Ignoring these and other pre-1619 slaves “effectively erases the memory of many more African peoples than it memorializes,” the Smithsonian Magazine article argued. Therefore, the New York Times project “silences the memory of the more than 500,000 African men, women, and children who had already crossed the Atlantic against their will, aided and abetted Europeans in their endeavors, provided expertise and guidance in a range of enterprises, suffered, died, and – most importantly – endured.”
Ouch!
The New York Times also had to make a rather embarrassing correction shortly after launching the project. Hannah-Jones had claimed that “one of the primary reasons” the American colonists revolted against Britain in 1776 was to preserve the institution of slavery. Slavery was not one of the motivating factors of the revolution. In fact, the revolution disrupted slavery. The Times eventually posted an embarrassing correction.
Citing these and other errors, scholars have demanded that the Pulitzer Prize board revoke the prize awarded to Hannah-Jones and the 1619 Project.
Scholars Demand Pulitzer Board Revoke Prize Over ‘Glaring Historical Fallacy’ in 1619 Project
Of course, the 1619 Project is also false in a much deeper sense. Its narrative delegitimizes the very real benefits of American freedom and prosperity by claiming that racist oppression is the central truth behind the country’s ideals, while in truth the country was founded in pursuit of freedom and equality but the Founders allowed slavery to persist, laying the groundwork to defeat it eventually.
Schools should teach about America’s noble ideals and its struggle to achieve them, along with the horrific moral stain of race-based slavery. Yet Marxist critical race theory claims that race-based slavery spoiled the whole project. According to this ideology, the central aspect of society is racial oppression — the historic abuses white people have committed against people of other races. “White supremacy” secretly rules everything, even when policies explicitly consider people on the content of their character rather than the color of their skin.
It does not matter that American law expressly forbids racial discrimination, according to this theory. If white people have more money than black people, that is ipso facto proof of white supremacy, regardless of how Asians are doing and regardless of the true reasons behind any disparity.

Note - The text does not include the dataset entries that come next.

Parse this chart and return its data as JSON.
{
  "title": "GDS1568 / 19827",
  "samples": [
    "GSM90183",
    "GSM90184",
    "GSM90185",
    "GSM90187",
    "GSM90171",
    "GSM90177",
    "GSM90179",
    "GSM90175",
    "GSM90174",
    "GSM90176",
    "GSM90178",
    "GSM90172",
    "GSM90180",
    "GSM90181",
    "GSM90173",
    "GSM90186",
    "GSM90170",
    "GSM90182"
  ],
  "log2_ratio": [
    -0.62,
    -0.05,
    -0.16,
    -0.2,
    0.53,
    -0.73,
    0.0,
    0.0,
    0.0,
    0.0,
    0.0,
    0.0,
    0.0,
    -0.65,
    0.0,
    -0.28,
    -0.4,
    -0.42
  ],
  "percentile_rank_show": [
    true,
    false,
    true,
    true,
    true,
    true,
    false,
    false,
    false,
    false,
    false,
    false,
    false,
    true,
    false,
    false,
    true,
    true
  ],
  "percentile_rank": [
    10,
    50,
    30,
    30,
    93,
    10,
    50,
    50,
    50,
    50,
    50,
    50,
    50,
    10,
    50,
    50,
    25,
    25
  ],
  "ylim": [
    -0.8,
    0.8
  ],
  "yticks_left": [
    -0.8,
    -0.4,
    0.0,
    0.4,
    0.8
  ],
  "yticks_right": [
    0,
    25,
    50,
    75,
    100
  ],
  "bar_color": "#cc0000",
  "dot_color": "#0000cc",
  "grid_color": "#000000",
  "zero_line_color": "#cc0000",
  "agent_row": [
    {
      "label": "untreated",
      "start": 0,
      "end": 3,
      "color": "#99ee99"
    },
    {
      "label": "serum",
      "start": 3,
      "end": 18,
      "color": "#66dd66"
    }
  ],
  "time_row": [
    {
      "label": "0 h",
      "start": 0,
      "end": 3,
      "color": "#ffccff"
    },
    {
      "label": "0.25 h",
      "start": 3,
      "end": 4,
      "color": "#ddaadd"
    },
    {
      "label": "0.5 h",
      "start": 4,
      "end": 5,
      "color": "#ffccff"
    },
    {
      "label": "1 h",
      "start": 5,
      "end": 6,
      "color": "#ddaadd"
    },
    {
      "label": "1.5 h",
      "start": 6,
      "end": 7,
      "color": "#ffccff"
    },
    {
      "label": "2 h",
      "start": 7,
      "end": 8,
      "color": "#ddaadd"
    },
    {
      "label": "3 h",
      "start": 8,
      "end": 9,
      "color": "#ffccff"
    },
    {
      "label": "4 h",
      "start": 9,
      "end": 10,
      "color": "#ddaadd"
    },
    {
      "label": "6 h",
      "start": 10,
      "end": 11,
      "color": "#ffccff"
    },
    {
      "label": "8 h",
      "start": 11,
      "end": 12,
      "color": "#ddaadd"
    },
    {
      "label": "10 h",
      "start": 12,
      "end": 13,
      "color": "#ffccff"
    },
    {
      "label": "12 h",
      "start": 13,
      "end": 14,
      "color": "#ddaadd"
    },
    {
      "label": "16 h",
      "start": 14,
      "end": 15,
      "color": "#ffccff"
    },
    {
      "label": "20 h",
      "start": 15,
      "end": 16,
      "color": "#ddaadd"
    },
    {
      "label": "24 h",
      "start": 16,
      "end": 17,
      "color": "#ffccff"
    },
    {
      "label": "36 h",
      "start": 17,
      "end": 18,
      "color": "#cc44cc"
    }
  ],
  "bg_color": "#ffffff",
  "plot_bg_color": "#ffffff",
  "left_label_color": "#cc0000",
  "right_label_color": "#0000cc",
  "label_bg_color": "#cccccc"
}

The Smithsonian briefly showed how this works when it published a “teaching tool” infographic on “whiteness.” That infographic claimed that the nuclear family, science, capitalism, the Judeo-Christian tradition, individualism, “objective, rational linear thinking,” and even values such as “be polite” are aspects of oppressive whiteness. The Smithsonian rightly removed the graphic after facing criticism, but this noxious ideology has spread throughout American society.
Marxist critical race theory inspired much of the destruction of the Black Lives Matter and antifa riots over the summer. While protesters rightly expressed outrage at the treatment of George Floyd, many of the protests devolved into looting, vandalism, and arson in which lawless thugs — acting in the name of fighting racism — destroyed black lives, black livelihoods, and black monuments.
When vandals toppled a statue of George Washington in Portland, they spray-painted “1619” on the statue. When Claremont’s Charles Kesler wrote in The New York Post, “Call them the 1619 riots,” Hannah-Jones responded (in a since-deleted tweet) that “it would be an honor” to claim responsibility for the destructive riots.
The 1619 Project does not belong in public schools, which aim to educate children to be good citizens. Schools should rely on real history, not this kind of ideological activism.